Ne pas livrer un logement à la date convenue peut coûter cher

Jugements

La Régie du logement a retenu une partie de la réclamation de 4120 $ demandée par des locataires qui n’ont pas pu entrer à leur nouvelle adresse avant 16 h le 1er mai. Leur déménagement fut particulièrement compliqué et le logement n’était pas encore habitable.

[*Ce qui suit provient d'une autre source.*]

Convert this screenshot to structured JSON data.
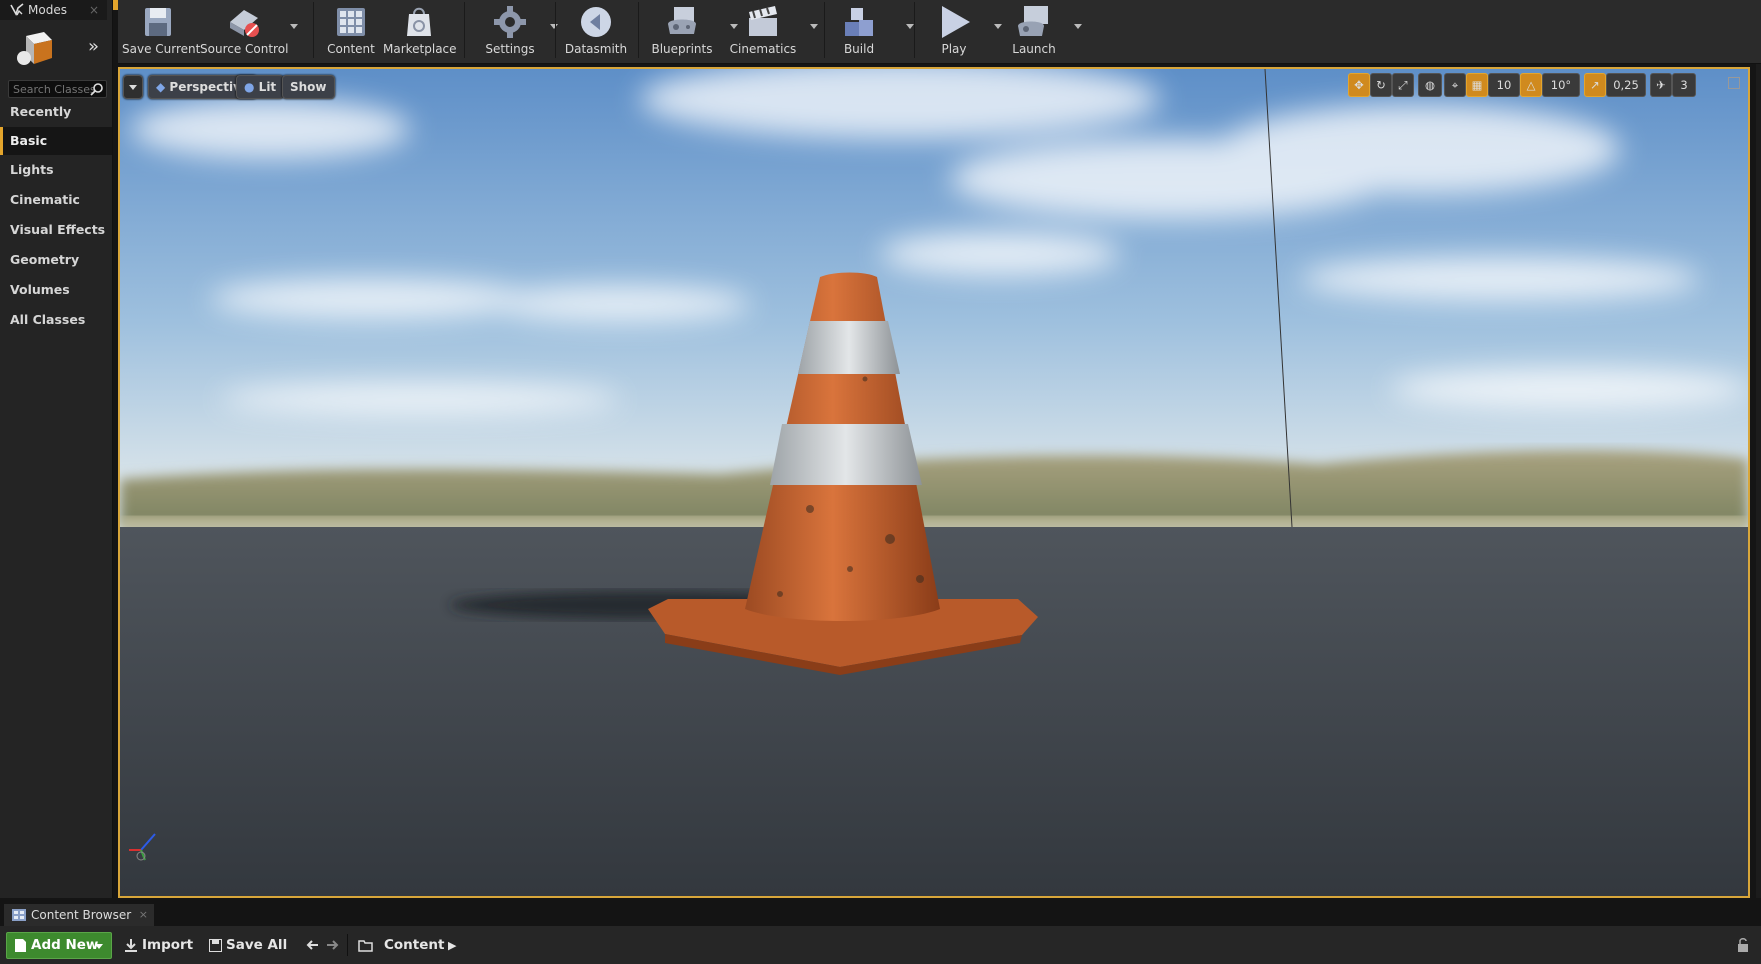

Ils devaient prendre possession des lieux dès le 26 avril, mais la locatrice a repoussé la date au 1er mai, car les travaux convenus n’étaient pas exécutés. La toilette n’a été installée que le 2 mai vers 14 h. La porte d’entrée, non sécuritaire, n’avait pas été remplacée, tel qu’entendu dans le bail. Des moulures étaient manquantes, de même que le tapis. Le va-et-vient d’ouvriers a dérangé.

De plus, les locataires ont dû louer un deuxième camion (110 $), car celui de leur ami n’était plus disponible après 15 h. Ils incluent dans leur réclamation 310 $ en salaire pour avoir dû s’absenter du travail pendant deux jours pour déménager, ainsi que 3000 $ pour dommages moraux.

Le récent jugement rappelle que « le locateur est tenu de délivrer au locataire le bien loué en bon état de réparation de toute espèce et de lui en procurer la jouissance paisible pendant toute la durée du bail ».

Le juge administratif condamne donc la locatrice à verser à ses locataires 1250 $. Seule l’indemnité de salaire de la deuxième journée de déménagement leur est accordée. Quant aux dommages moraux de 3000 $, ils sont réduits à 750 $.